La mélatonine, souvent surnommée l’hormone du sommeil, est sécrétée par la glande pinéale en réponse à l’obscurité, signalant à notre corps qu’il est temps de se préparer au repos. Le microbiote joue un rôle crucial dans cette cascade hormonale en influençant la production de mélatonine. Des recherches récentes suggèrent que certaines souches bactériennes, notamment celles appartenant aux genres Lactobacillus et Bifidobacterium, peuvent stimuler la production de mélatonine. En revanche, un déséquilibre du microbiote, appelé dysbiose, peut perturber cette production, entraînant des difficultés à s’endormir et des troubles du sommeil.
Le cortisol, quant à lui, est une hormone sécrétée par les glandes surrénales en réponse au stress et qui suit un rythme circadien. Pendant la journée, les niveaux de cortisol augmentent, favorisant l’éveil et la vigilance, tandis que la nuit, ils diminuent pour permettre le repos. Le microbiote intestinal participe à la régulation de ces niveaux de cortisol en influençant le fonctionnement de l’axe hypothalamo-hypophyso-surrénalien (HPA), responsable de sa production. Un microbiote déséquilibré peut induire une dysfonction de l’axe HPA, entraînant une perturbation du rythme circadien du cortisol et contribuant ainsi à des troubles du sommeil et à une mauvaise qualité du repos.
Le microbiote et les troubles du sommeil
Plusieurs études ont démontré que le microbiote intestinal était essentiel au maintien de la physiologie normale du sommeil. Des habitudes et durées de sommeil « anormales » pourraient affecter la composition, la diversité et le fonctionnement de notre flore intestinale, à travers l’axe intestin-cerveau.
Des chercheurs du King’s College de Londres ont mené une étude de cohorte pour identifier l’influence du rythme de sommeil sur le microbiote intestinal. Leurs résultats ont même été publiés dans The European Journal of Nutrition.

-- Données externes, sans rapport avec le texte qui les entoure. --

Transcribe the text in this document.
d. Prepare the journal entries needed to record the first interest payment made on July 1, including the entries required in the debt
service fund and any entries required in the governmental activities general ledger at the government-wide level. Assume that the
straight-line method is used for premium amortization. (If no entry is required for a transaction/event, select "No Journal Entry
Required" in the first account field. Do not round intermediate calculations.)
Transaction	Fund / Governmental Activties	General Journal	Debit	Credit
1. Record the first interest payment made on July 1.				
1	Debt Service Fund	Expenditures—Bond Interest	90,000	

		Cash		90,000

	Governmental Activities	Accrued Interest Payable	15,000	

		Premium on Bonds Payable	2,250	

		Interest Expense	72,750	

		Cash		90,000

Une des premières découvertes de cette étude se porte sur l’importance de se lever à la même heure tout au long de la semaine. En effet, même le simple décalage entre l’heure de lever les jours de travail et les jours de congé pourrait avoir des répercussions majeures sur notre flore intestinale. Seulement 90 minutes de décalage dans nos horaires de sommeil seraient nécessaires pour perturber la composition de notre microbiote et favoriser le développement de micro-organismes pathogènes.

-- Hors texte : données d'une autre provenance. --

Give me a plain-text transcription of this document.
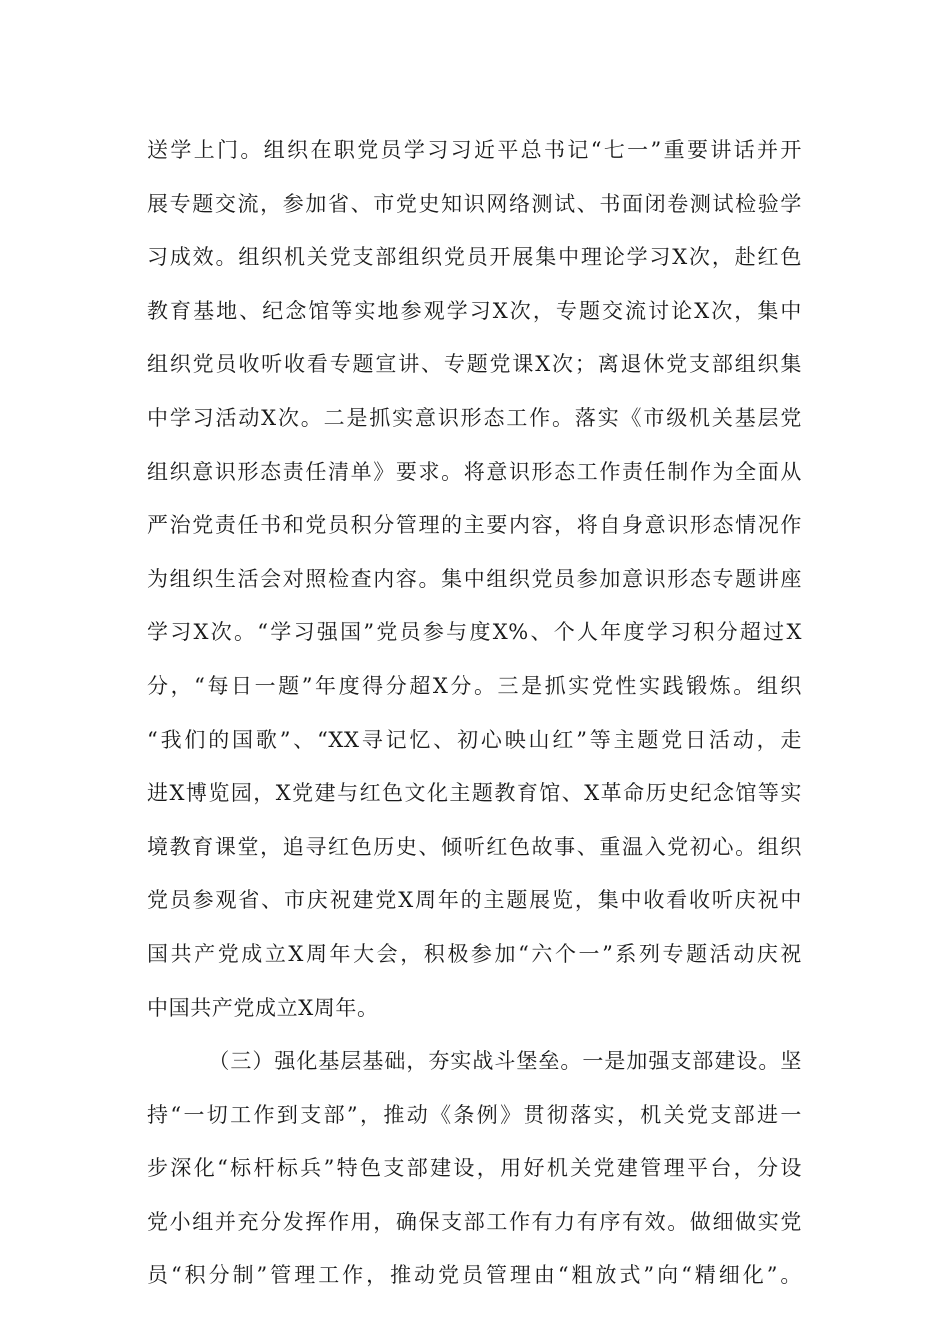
送学上门。组织在职党员学习习近平总书记“七一”重要讲话并开
展专题交流，参加省、市党史知识网络测试、书面闭卷测试检验学
习成效。组织机关党支部组织党员开展集中理论学习X次，赴红色
教育基地、纪念馆等实地参观学习X次，专题交流讨论X次，集中
组织党员收听收看专题宣讲、专题党课X次；离退休党支部组织集
中学习活动X次。二是抓实意识形态工作。落实《市级机关基层党
组织意识形态责任清单》要求。将意识形态工作责任制作为全面从
严治党责任书和党员积分管理的主要内容，将自身意识形态情况作
为组织生活会对照检查内容。集中组织党员参加意识形态专题讲座
学习X次。“学习强国”党员参与度X%、个人年度学习积分超过X
分，“每日一题”年度得分超X分。三是抓实党性实践锻炼。组织
“我们的国歌”、“XX寻记忆、初心映山红”等主题党日活动，走
进X博览园，X党建与红色文化主题教育馆、X革命历史纪念馆等实
境教育课堂，追寻红色历史、倾听红色故事、重温入党初心。组织
党员参观省、市庆祝建党X周年的主题展览，集中收看收听庆祝中
国共产党成立X周年大会，积极参加“六个一”系列专题活动庆祝
中国共产党成立X周年。
（三）强化基层基础，夯实战斗堡垒。一是加强支部建设。坚
持“一切工作到支部”，推动《条例》贯彻落实，机关党支部进一
步深化“标杆标兵”特色支部建设，用好机关党建管理平台，分设
党小组并充分发挥作用，确保支部工作有力有序有效。做细做实党
员“积分制”管理工作，推动党员管理由“粗放式”向“精细化”。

Les décalages dans les horaires de sommeil entre les jours de travail et les week-ends sont souvent liés à de mauvaises habitudes alimentaires, généralement moins saines avec une forte tendance à consommer davantage de boissons sucrées, d’alcool et de graisses saturées, et moins de fruits, légumes et de noix.
Dans l’étude mentionnée plus haut, les chercheurs ont identifié 3 espèces de bactéries intestinales particulièrement nombreuses chez les personnes souffrant de décalage horaire social important : deux espèces de Clostridia et une de Peptococcaceae, associées à des problèmes de santé comme l’obésité et certaines maladies cardiométaboliques, tout en favorisant les inflammations et les risques d’accidents cardio-vasculaires.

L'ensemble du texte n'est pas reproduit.